La vraie faute de Villepin
"Il n'écoute rien..."
CPE : LA VRAIE FAUTE DE VILLEPIN
par Hervé Algalarrondo
Le Premier ministre a voulu imposer à la hussarde la « rupture » que son rival Nicolas Sarkozy promet pour 2007. Il a décidé sans concertation aucune une mesure que les jeunes, les syndicats et la gauche ne sont pas seuls à contester. Résultat : alors qu'il plonge dans les sondages, il se retrouve seul, ou presque.

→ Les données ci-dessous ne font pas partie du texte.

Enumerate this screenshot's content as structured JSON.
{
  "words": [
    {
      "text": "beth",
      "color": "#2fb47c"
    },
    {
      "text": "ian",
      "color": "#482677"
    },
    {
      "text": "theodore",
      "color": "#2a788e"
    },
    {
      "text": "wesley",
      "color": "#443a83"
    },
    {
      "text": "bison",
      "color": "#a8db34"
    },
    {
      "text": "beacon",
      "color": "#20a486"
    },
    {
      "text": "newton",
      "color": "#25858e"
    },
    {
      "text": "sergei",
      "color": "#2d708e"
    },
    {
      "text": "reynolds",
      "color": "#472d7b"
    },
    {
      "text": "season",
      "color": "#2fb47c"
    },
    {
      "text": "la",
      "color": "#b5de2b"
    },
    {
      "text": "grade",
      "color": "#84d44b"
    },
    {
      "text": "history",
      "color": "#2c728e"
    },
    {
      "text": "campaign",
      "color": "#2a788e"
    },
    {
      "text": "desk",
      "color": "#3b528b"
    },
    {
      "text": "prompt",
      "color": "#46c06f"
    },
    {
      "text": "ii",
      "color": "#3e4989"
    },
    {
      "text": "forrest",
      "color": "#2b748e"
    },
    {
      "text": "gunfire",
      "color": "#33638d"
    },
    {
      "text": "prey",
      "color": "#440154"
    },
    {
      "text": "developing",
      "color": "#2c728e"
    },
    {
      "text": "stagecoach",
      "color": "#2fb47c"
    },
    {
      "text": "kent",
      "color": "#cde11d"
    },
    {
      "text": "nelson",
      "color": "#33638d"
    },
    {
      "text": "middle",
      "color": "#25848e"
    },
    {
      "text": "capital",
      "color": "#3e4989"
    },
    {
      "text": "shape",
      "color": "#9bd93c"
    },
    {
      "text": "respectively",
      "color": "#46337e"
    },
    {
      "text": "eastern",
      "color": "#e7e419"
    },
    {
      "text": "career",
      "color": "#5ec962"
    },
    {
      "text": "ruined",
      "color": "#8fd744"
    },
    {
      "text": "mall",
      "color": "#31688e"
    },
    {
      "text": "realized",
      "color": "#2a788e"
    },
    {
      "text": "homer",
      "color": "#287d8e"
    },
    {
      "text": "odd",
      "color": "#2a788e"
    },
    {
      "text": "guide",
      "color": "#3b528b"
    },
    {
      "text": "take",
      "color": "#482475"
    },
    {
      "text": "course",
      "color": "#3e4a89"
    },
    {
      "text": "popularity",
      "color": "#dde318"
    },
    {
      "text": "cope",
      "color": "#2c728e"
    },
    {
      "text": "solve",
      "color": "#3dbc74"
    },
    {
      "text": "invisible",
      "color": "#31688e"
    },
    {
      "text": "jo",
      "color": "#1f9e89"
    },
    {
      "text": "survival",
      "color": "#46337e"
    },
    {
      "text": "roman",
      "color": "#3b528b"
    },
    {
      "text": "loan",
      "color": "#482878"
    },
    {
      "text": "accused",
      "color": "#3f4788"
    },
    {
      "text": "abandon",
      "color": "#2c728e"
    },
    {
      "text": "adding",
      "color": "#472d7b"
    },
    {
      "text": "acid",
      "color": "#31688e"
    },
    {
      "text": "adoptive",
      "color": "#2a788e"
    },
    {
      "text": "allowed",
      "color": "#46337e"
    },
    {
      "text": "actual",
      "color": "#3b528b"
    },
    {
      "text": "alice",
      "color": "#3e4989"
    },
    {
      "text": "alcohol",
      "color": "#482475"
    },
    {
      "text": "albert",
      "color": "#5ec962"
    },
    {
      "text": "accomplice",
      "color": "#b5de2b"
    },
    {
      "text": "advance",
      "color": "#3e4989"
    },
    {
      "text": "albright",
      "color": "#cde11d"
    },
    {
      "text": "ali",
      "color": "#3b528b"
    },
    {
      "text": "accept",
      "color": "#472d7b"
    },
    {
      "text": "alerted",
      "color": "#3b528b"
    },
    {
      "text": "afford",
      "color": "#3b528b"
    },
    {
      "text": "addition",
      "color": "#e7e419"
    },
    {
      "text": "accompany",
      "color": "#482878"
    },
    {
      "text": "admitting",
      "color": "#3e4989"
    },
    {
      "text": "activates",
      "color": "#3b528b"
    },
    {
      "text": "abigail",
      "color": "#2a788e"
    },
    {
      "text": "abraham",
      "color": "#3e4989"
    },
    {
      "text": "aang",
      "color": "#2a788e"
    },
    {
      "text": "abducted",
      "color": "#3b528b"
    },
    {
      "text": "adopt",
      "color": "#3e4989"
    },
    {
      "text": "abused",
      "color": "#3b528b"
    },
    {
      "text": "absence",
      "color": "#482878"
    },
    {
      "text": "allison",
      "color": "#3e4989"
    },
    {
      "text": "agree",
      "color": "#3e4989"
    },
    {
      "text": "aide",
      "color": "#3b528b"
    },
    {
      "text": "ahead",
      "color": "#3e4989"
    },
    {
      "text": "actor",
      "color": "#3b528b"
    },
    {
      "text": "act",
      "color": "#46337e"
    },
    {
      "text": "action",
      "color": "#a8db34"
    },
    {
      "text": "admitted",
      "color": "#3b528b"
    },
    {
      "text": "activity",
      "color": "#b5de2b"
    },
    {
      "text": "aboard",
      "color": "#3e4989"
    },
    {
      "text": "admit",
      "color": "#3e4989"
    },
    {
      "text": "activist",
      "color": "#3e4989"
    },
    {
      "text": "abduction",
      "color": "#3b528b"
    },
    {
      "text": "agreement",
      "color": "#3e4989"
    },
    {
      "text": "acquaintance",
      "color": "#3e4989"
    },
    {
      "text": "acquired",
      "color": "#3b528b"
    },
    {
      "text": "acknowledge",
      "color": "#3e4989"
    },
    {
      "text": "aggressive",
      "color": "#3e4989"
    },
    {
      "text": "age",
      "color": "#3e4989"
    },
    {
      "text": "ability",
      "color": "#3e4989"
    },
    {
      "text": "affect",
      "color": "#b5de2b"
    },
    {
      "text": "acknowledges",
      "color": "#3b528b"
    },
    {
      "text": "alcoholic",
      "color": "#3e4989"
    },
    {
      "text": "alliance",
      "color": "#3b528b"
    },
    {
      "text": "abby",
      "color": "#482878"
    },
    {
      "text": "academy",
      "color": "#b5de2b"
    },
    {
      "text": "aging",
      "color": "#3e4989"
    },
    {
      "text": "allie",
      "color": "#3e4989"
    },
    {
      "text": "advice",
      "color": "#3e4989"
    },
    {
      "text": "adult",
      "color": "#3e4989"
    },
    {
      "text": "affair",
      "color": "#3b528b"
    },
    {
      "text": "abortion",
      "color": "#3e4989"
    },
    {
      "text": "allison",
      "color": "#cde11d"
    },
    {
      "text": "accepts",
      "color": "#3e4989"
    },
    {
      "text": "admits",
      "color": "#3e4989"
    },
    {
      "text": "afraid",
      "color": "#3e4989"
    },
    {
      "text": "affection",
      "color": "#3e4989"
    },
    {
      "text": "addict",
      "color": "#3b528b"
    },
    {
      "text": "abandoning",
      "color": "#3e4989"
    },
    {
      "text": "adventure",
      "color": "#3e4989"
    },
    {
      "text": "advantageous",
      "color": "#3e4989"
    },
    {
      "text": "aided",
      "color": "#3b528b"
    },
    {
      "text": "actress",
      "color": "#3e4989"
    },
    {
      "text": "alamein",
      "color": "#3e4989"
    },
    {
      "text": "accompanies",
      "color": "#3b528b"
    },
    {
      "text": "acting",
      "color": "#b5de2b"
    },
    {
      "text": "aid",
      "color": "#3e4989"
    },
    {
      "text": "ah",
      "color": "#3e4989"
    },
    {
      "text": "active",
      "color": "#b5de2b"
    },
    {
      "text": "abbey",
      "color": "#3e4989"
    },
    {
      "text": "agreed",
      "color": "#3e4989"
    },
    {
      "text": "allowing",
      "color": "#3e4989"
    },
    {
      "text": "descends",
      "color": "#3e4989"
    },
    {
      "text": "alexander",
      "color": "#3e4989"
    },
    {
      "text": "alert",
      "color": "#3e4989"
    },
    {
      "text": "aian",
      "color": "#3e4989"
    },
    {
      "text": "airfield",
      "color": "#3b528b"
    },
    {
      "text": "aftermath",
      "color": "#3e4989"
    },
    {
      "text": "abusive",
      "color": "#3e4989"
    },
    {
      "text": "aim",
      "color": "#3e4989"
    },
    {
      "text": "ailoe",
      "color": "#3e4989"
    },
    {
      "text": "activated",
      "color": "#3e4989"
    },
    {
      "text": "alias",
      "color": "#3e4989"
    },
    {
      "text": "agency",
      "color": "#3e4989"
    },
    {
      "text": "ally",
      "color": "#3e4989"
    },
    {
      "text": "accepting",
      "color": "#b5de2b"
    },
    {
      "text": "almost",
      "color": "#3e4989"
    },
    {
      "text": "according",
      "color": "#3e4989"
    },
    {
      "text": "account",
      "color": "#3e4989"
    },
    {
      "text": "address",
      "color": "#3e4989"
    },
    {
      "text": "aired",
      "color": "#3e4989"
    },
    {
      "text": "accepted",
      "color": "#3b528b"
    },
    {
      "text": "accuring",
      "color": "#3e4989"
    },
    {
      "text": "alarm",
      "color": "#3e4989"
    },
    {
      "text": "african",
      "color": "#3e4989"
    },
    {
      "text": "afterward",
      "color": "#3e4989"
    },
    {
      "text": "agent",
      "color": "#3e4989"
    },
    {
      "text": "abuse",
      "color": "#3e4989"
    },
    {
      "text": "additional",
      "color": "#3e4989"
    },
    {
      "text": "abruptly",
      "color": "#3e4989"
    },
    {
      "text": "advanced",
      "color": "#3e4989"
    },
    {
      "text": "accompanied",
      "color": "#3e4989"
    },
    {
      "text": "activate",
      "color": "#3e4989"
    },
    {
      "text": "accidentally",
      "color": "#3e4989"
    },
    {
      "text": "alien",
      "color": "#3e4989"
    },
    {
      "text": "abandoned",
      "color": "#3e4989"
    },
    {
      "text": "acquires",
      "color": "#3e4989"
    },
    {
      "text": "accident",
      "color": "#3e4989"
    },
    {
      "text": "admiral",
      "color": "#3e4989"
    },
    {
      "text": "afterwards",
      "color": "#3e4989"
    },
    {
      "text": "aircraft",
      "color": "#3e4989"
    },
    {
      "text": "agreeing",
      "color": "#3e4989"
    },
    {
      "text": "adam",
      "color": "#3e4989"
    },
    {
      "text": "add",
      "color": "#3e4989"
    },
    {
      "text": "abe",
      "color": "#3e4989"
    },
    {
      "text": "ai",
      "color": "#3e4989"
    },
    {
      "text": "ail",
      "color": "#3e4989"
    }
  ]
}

Comment un Premier ministre fringant qui en arrivait presque, au début de l'année, à éclipser le président de la République a-t-il soudainement plongé dans les sondages, au point de se retrouver pratiquement aujourd'hui au niveau de confiance de Jean-Pierre Raffarin, son prédécesseur, qu'il a toujours pris pour un cave ? A Matignon, on ne cherche pas à finasser : «Il y a aujourd'hui un climat anxiogène, la grippe aviaire, le «Clemenceau», etc. Mais à 80%, c'est la conséquence du CPE.» D'où cette question subsidiaire posée par un député villepiniste : «Suffirait-il, en France, de s'attaquer au chômage des jeunes pour se retrouver en porte-à-faux avec l'opinion?»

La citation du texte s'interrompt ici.